For the most part, the clear guidance from higher powers has been rigid, often represented visually. We have used the time to prioritise daily exercise, life skills, cooking and baking, mental health and well-being. Adults have been able to be more present. I have personally worked with teens who are now able to complete an online shop, can correctly sequence COVID safety instructions independently and who have developed fantastic trusted relationships with key members of staff with whom they have been able to spend increased time. Many of the children and young people I support have been able to spend time learning about their topics of personal interest, have developed new interests and have discovered new hobbies they enjoy. As professionals we have discovered alternative ways to check-in with families and young people, using messaging services and virtual platforms, often removing the intensity of a direct visit, making it easier to manage for the young person.

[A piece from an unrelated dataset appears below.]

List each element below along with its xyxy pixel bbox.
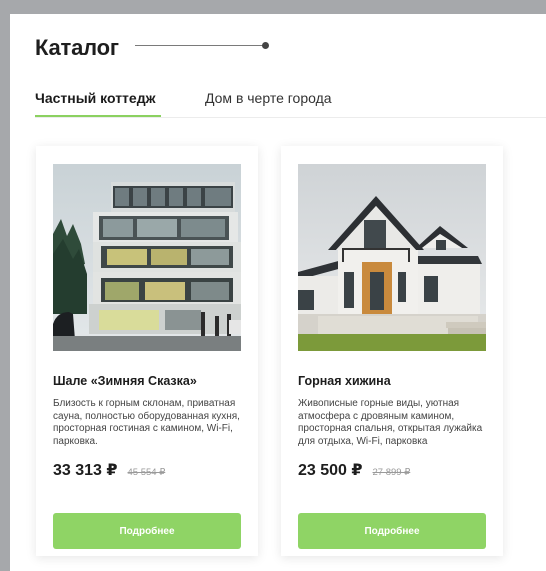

So now we come to the tough part. Which bits are we going to keep and what have we learnt? Are we going to insist that being in school for a full day, in a busy classroom is the best place to learn for all of our children and young people, or do we need to think of a more flexible approach? After-all, the system is already set up and running. What about the focus on life skills, mental health and well-being and contact with a key member of staff? What have we learnt about assessing our students’ progress in a manageable way to accurately reflect how well they have done? Crucially, what a fabulous new understanding we all now have for the all-important social downtime and physical movement as part of our daily routine.